2019 Rhind Lecture 1: “1848: The Year of Revolutions, on Hadrian’s Wall as well as on the continent”
Professor David Breeze presents the first of the 2019 Rhind Lectures on Hadrian’s Wall.
“1848: The Year of Revolutions, on Hadrian’s Wall as well as on the continent” by Professor David Breeze
The Wall entered the modern era in 1848. John Hodgson had just persuasively argued that the Wall had indeed been built by Hadrian. John Clayton had undertaken his first excavation on the Wall and discovered a gate through it, thereby challenging existing perceptions of the relationship between Rome and her neighbours. John Collingwood Bruce undertook his tour of the Wall in 1848, led the first Pilgrimage in 1849, and published his first book in 1851,. The position of Bruce as ‘king of the Wall’ was established and he was to remain as such for the next forty years.
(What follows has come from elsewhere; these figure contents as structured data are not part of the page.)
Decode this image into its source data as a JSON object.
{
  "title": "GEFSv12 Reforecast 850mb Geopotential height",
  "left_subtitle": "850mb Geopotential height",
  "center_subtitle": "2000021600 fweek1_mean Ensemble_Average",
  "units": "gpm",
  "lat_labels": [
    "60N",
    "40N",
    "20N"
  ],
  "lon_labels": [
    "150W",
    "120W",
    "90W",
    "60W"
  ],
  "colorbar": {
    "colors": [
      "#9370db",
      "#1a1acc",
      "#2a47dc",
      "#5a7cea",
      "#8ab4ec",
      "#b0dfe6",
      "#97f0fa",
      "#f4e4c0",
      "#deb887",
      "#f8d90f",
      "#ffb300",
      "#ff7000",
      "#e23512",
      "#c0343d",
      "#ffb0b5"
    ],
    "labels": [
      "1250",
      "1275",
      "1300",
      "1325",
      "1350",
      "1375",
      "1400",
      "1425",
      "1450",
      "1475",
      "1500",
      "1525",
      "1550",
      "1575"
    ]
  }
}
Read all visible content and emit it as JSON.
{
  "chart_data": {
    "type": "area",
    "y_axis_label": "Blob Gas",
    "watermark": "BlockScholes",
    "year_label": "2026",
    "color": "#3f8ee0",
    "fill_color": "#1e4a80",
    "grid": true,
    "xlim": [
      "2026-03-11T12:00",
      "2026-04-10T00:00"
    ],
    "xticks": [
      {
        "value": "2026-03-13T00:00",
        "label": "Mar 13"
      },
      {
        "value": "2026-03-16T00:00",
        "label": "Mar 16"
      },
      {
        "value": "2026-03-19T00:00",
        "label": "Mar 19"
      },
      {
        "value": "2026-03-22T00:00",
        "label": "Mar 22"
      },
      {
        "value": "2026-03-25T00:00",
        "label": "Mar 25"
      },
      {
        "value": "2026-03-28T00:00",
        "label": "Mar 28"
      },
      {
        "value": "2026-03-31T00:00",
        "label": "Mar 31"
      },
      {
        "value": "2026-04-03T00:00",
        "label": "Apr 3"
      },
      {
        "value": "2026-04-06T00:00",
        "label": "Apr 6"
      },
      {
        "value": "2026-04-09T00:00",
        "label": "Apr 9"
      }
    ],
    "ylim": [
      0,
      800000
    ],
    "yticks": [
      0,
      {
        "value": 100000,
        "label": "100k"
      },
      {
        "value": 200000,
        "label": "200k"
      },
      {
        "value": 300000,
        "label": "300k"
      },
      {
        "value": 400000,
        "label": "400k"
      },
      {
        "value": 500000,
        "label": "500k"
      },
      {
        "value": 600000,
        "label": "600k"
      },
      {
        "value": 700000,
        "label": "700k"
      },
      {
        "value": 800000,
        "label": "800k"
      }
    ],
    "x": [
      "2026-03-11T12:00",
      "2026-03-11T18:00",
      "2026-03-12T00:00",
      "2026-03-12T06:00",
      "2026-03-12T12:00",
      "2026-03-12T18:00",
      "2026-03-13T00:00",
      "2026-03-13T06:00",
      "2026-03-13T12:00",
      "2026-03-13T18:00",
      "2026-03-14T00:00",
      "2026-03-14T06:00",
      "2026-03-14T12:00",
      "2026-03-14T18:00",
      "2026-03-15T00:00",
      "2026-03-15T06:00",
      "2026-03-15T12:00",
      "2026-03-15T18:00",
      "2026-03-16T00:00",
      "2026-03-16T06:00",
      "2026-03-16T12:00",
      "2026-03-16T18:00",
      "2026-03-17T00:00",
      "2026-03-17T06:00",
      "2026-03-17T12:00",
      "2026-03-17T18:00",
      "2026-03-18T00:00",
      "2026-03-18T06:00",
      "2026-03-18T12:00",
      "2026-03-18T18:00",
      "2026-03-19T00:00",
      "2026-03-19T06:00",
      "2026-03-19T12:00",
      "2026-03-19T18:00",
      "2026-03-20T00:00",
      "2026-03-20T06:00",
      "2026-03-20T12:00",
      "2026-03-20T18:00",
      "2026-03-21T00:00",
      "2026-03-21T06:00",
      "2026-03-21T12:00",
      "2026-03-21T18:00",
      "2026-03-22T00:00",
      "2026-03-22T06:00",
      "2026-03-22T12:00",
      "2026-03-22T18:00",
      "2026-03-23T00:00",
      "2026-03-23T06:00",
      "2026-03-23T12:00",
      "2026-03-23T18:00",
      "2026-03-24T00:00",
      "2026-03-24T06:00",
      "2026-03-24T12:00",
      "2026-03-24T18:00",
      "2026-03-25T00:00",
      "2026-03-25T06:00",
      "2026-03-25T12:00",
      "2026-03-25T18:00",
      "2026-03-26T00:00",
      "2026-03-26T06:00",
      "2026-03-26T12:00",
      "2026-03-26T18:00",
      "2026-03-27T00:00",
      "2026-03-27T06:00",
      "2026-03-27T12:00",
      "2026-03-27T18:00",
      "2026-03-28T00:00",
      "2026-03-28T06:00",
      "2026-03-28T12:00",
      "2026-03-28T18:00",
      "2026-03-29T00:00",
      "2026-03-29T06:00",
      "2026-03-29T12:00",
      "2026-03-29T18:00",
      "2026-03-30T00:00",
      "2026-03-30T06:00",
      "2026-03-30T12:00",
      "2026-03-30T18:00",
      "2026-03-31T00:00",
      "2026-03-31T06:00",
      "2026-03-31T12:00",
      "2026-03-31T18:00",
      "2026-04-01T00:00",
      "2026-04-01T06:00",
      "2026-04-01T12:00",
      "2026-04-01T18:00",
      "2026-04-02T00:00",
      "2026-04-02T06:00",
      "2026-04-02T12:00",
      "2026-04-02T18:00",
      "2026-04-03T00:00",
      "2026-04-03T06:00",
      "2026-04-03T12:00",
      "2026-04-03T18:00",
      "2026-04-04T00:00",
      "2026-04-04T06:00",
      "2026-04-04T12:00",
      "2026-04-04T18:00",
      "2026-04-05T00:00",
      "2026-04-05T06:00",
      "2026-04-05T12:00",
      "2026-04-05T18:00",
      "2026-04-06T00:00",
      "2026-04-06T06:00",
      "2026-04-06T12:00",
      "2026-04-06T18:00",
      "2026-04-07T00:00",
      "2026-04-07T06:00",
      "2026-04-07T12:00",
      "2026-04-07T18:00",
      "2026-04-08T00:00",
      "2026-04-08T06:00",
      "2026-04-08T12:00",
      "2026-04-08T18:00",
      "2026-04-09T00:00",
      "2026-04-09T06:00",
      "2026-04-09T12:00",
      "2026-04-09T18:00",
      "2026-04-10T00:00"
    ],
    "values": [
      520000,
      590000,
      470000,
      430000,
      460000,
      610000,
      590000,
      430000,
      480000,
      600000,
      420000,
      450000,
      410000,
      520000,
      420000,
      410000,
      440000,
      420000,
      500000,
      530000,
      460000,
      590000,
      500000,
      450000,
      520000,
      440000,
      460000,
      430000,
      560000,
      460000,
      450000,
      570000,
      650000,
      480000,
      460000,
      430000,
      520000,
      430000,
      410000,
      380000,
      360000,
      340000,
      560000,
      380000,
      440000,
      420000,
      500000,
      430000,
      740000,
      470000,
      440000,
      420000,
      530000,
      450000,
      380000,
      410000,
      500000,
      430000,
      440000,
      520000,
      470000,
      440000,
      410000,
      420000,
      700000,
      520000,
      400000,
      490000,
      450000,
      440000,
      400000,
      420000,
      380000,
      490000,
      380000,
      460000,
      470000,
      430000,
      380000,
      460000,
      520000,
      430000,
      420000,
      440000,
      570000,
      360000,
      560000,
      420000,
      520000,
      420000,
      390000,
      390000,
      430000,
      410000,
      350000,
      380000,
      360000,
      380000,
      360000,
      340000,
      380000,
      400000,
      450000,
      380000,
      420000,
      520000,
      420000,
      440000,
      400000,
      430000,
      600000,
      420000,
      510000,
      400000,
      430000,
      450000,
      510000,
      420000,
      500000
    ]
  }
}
The 2019 Rhind Lectures, entitled “Hadrian’s Wall: A Study in Archaeological Exploration and Interpretation” and presented by Professor David Breeze OBE, BA, PhD, Hon DLitt, FSA, Hon FSA Scot, FRSE, Hon CIfA. Recorded in the National Museums Scotland auditorium at 6pm on 10 May 2019 by Mallard Productions Ltd. Sponsored by AOC Archaeology Group.
The Lectures
Hadrian’s Wall was written about even when it was occupied. The Romans produced souvenirs of the Wall, medieval scribes placed it on maps, antiquarian visitors recorded the remains, scholars from the Renaissance onwards argued about its date and purpose, and early archaeologists uncovered its walls. The age of modern discoveries started in the 1830s and over the succeeding 150 years a very substantial archaeological dataset has been created. The addition of new material, combined with new approaches to archaeological investigation, ensures that interpretations constantly require review.
These Rhind lectures examine the ways that data has been created, and then to move on to examine specific aspects of Hadrian’s Wall in depth, in particular its purpose and operation over time and its effect on the local population. In the final lecture, we look at the Wall today and some aspects of its future.
The Lecturer
Professor David J Breeze OBE, BA, PhD, Hon DLitt, FSA, Hon FSA Scot, FRSE, Hon CIfA was President of the Society from 1987-90. He served as Chief Inspector of Ancient Monuments for Scotland from 1989 to 2005 and as Chairman of the International Congress of Roman Frontier Studies until 2015. He has excavated on both Hadrian’s Wall and the Antonine Wall and published books on both as well as on Roman frontiers generally and on the Roman army.